3 Tenets of an effective one-on-one

Being able to do effective 1-1s with their reports is one of the biggest strengths a manager can possess. 1-1 is the forum to guide, coach and inspire the report with maximum effect. It is also the place where difficult discussions can be done (performance review, coaching and mentoring, critical feedback, etc.) which helps in employee development and growth. There are 3 tenets of an effective 1-1 and they need to be practiced all the time to achieve maximum results from 1-1s.

Create a trusted communication channel

An effective 1-1 requires open and honest communication between the participants. This can happen only in a ‘no-harm zone’, a setting where there are no repercussions of being candid and critical at times. Otherwise, the 1-1 degenerates into a status reporting or a crib session, both of which are sub-optimal utilization of this valuable time. A trusted communication channel is created when the manager encourages openness, and demonstrates the same by being open themselves. It takes some effort, and patience to reach a situation when such a communication channel is created, but the time spent in creating this is worth it. Sometimes, you may not realize that you don’t have a communication channel established, and you may think things are going great. To check if you have such a channel established with someone, reflect on you last few 1-1s and check if you held back on communicating something for the fear of it being misunderstood or misinterpreted. If you did, you need to work on establishing the channel. Many a times, an established channel can break down, so a check is required once in a while.

Be diligent about 1-1 process

Once a trusted communication channel is established, the communication can become overwhelming in its intensity and volume. If this is not managed properly, effectiveness of 1-1 can reduce drastically. It requires a clear agenda, a framework for resolving issues, and prioritizing issues to be discussed and debated. It also requires setting some ground rules about giving and receiving feedback (more data-driven, less emotion-driven) so that discussions remain productive. It is always a good idea to focus on long-term goals rather than short-term ones (since short terms are usually urgent enough that they get your attention anyway), and it is important to be in a listening mode more than talking mode. Make sure you and your report are on same page about the 1-2 issues that will be discussed in an upcoming 1-1 (of course, unplanned topics can come up, esp. when your report wants to bring something up and is hesitant in giving a heads-up) so that there can be more productive, data-driven discussion on the topic and results achieved.

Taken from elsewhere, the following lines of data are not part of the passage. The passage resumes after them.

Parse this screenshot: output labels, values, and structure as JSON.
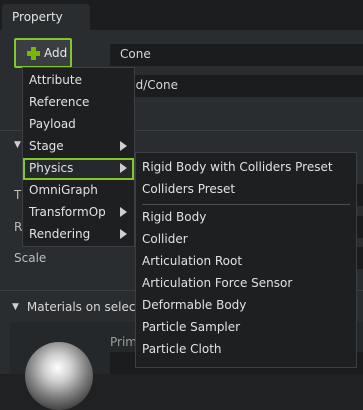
{
  "tab": {
    "title": "Property"
  },
  "add_button": {
    "label": "Add"
  },
  "fields": {
    "name_value": "Cone",
    "path_value": "orld/Cone"
  },
  "sections": {
    "left_labels": [
      "T",
      "R"
    ],
    "scale_label": "Scale"
  },
  "materials": {
    "title": "Materials on selected",
    "prim_label": "Prim"
  },
  "add_menu": {
    "items": [
      {
        "label": "Attribute",
        "submenu": false
      },
      {
        "label": "Reference",
        "submenu": false
      },
      {
        "label": "Payload",
        "submenu": false
      },
      {
        "label": "Stage",
        "submenu": true
      },
      {
        "label": "Physics",
        "submenu": true,
        "highlighted": true
      },
      {
        "label": "OmniGraph",
        "submenu": false
      },
      {
        "label": "TransformOp",
        "submenu": true
      },
      {
        "label": "Rendering",
        "submenu": true
      }
    ]
  },
  "physics_submenu": {
    "presets": [
      "Rigid Body with Colliders Preset",
      "Colliders Preset"
    ],
    "items": [
      "Rigid Body",
      "Collider",
      "Articulation Root",
      "Articulation Force Sensor",
      "Deformable Body",
      "Particle Sampler",
      "Particle Cloth"
    ]
  },
  "colors": {
    "accent": "#76b900",
    "highlight_border": "#7fc72b",
    "background": "#2a2d30"
  }
}
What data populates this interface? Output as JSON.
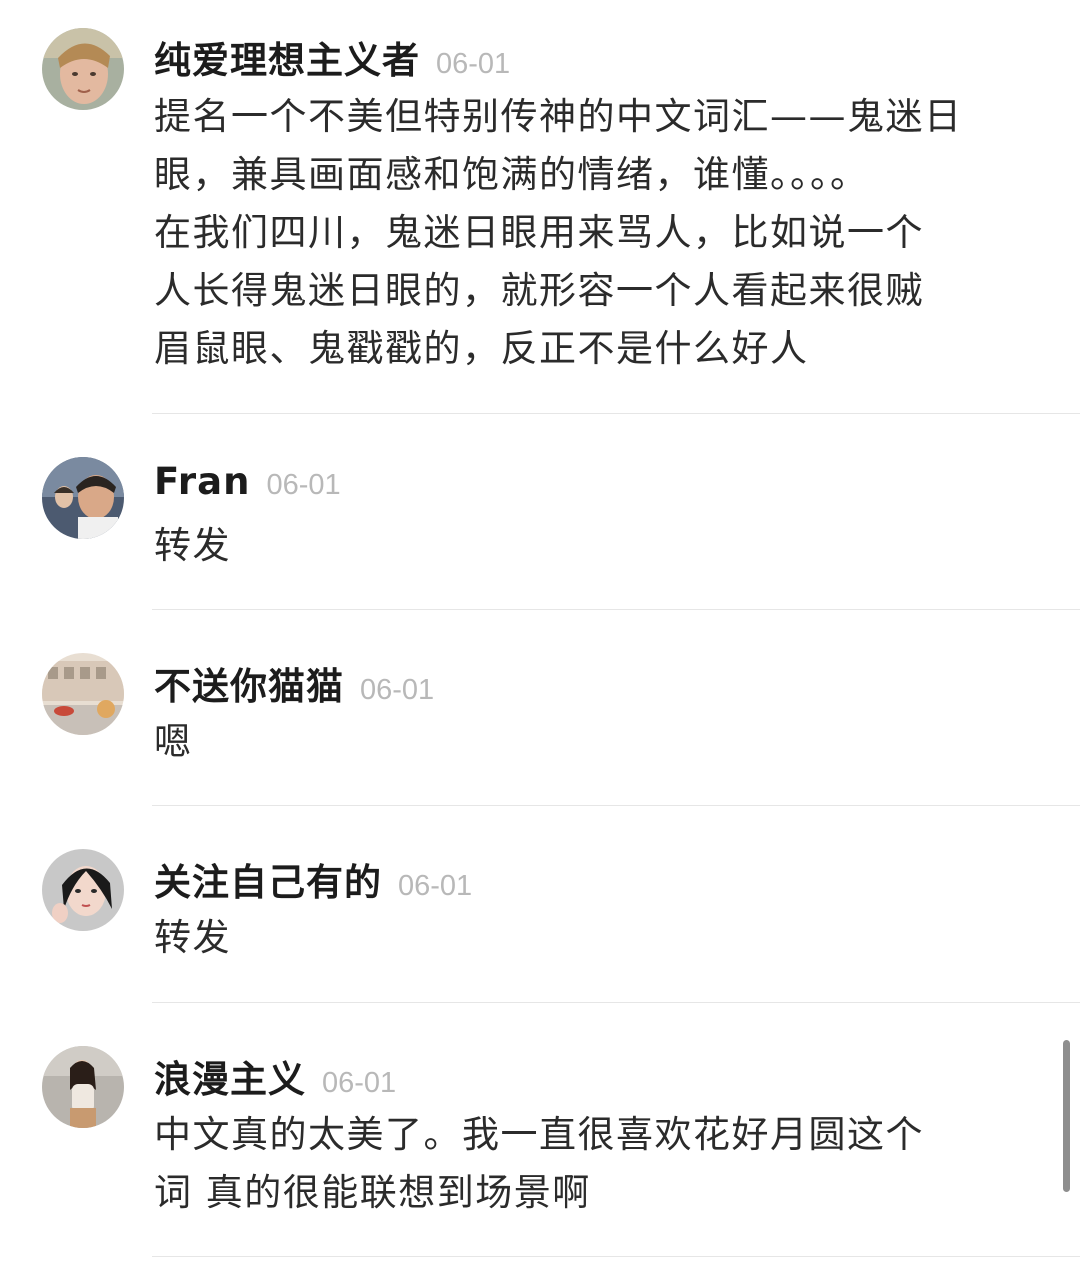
{
  "comments": [
    {
      "username": "纯爱理想主义者",
      "time": "06-01",
      "lines": [
        "提名一个不美但特别传神的中文词汇——鬼迷日",
        "眼，兼具画面感和饱满的情绪，谁懂。。。。",
        "在我们四川，鬼迷日眼用来骂人，比如说一个",
        "人长得鬼迷日眼的，就形容一个人看起来很贼",
        "眉鼠眼、鬼戳戳的，反正不是什么好人"
      ]
    },
    {
      "username": "Fran",
      "time": "06-01",
      "lines": [
        "转发"
      ]
    },
    {
      "username": "不送你猫猫",
      "time": "06-01",
      "lines": [
        "嗯"
      ]
    },
    {
      "username": "关注自己有的",
      "time": "06-01",
      "lines": [
        "转发"
      ]
    },
    {
      "username": "浪漫主义",
      "time": "06-01",
      "lines": [
        "中文真的太美了。我一直很喜欢花好月圆这个",
        "词 真的很能联想到场景啊"
      ]
    }
  ]
}
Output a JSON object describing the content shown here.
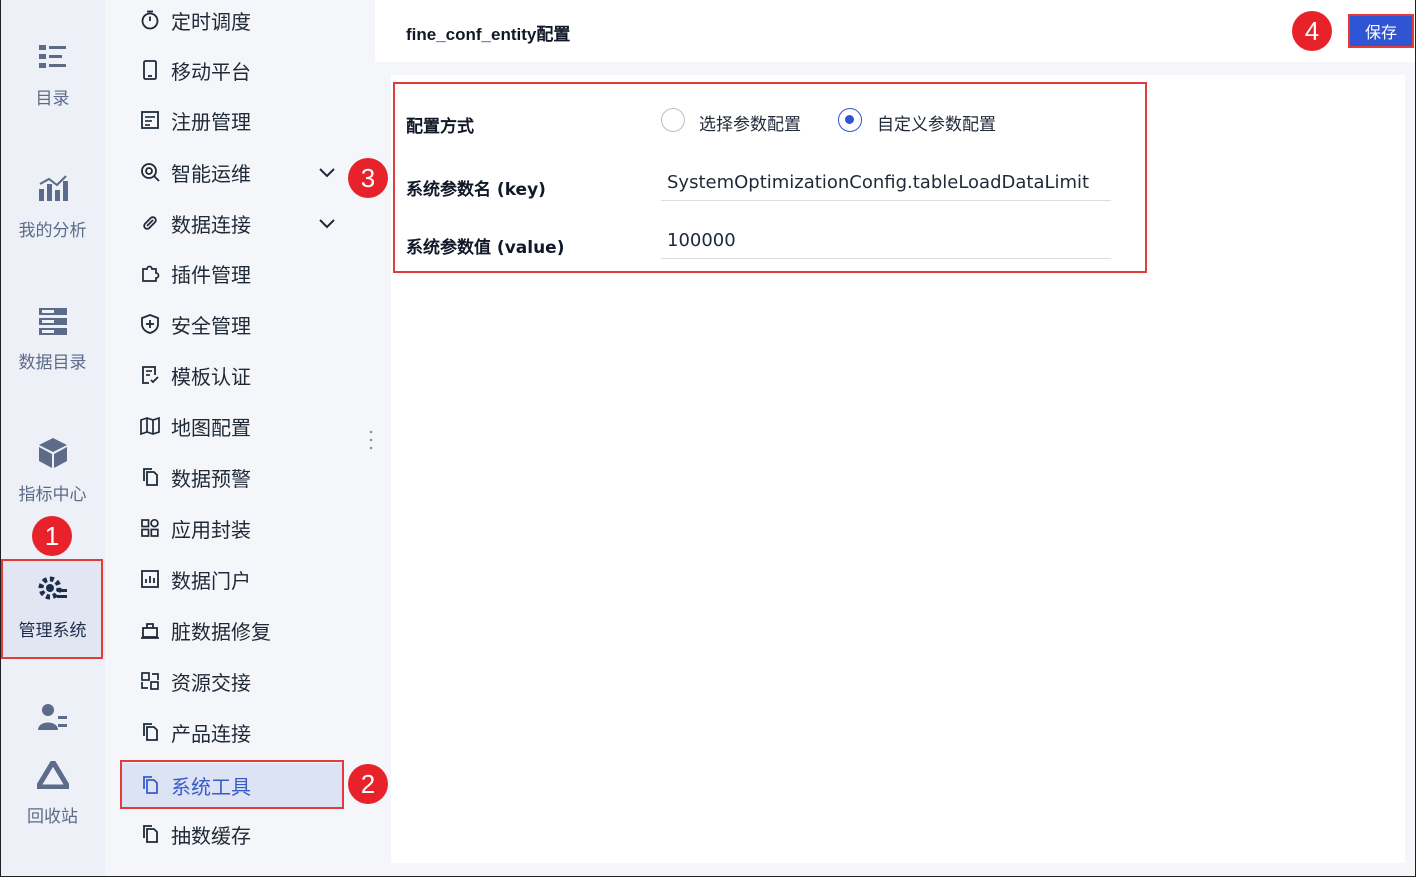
{
  "rail": {
    "items": [
      {
        "label": "目录",
        "icon": "catalog-icon"
      },
      {
        "label": "我的分析",
        "icon": "analysis-chart-icon"
      },
      {
        "label": "数据目录",
        "icon": "data-catalog-icon"
      },
      {
        "label": "指标中心",
        "icon": "cube-icon"
      },
      {
        "label": "管理系统",
        "icon": "gear-manage-icon",
        "active": true
      },
      {
        "label": "",
        "icon": "user-list-icon"
      },
      {
        "label": "回收站",
        "icon": "recycle-icon"
      }
    ]
  },
  "menu": {
    "items": [
      {
        "label": "定时调度",
        "icon": "timer-icon"
      },
      {
        "label": "移动平台",
        "icon": "mobile-icon"
      },
      {
        "label": "注册管理",
        "icon": "register-icon"
      },
      {
        "label": "智能运维",
        "icon": "ops-icon",
        "expandable": true
      },
      {
        "label": "数据连接",
        "icon": "link-icon",
        "expandable": true
      },
      {
        "label": "插件管理",
        "icon": "puzzle-icon"
      },
      {
        "label": "安全管理",
        "icon": "shield-icon"
      },
      {
        "label": "模板认证",
        "icon": "template-cert-icon"
      },
      {
        "label": "地图配置",
        "icon": "map-icon"
      },
      {
        "label": "数据预警",
        "icon": "copy-icon"
      },
      {
        "label": "应用封装",
        "icon": "apps-grid-icon"
      },
      {
        "label": "数据门户",
        "icon": "portal-icon"
      },
      {
        "label": "脏数据修复",
        "icon": "repair-icon"
      },
      {
        "label": "资源交接",
        "icon": "handover-icon"
      },
      {
        "label": "产品连接",
        "icon": "copy-icon"
      },
      {
        "label": "系统工具",
        "icon": "copy-icon",
        "active": true
      },
      {
        "label": "抽数缓存",
        "icon": "copy-icon"
      }
    ]
  },
  "header": {
    "title": "fine_conf_entity配置",
    "save_label": "保存"
  },
  "form": {
    "mode_label": "配置方式",
    "option_select": "选择参数配置",
    "option_custom": "自定义参数配置",
    "selected_option": "自定义参数配置",
    "key_label": "系统参数名 (key)",
    "key_value": "SystemOptimizationConfig.tableLoadDataLimit",
    "value_label": "系统参数值 (value)",
    "value_value": "100000"
  },
  "callouts": [
    "1",
    "2",
    "3",
    "4"
  ],
  "colors": {
    "accent": "#2f55d4",
    "highlight": "#e03c3c",
    "badge": "#e8222b",
    "rail_bg": "#eef0f7"
  }
}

  1. This is one of the many places where great managers outshine merely good managers. Discussing issues in a 1-1 is hard; but following through on the work needed to resolve the issues is way harder, and much more important. It is tempting for the manager to deprioritize them when compared to more immediate short-term work. However, doing so sends a clear signal to the report that you do not care about the 1-1 enough, and it breaks the trust and renders the 1-1 process useless in no time. If you can’t follow-through on something in time, make sure you communicate the reason to your report, keep them posted, and apologize when required. Demonstrating commitment to what you agreed to do in a 1-1 is extremely important for a manager. This is one more reason why the topics covered in 1-1 should be few and deep, rather than many and shallow (which generate many follow-throughs and harder to complete).

Each of these tenets are stiff and require effort and commitment, but keeping them in mind when interacting with your reports will help you in having more effective 1-1s. Best way to know if you are doing good on these is to get feedback from the reports you are having 1-1 with. If they don’t tell you some areas of improvement, it is likely that tenet #1 is not working well! If they do, make sure you follow-through and get better. This is a continuous improvement process.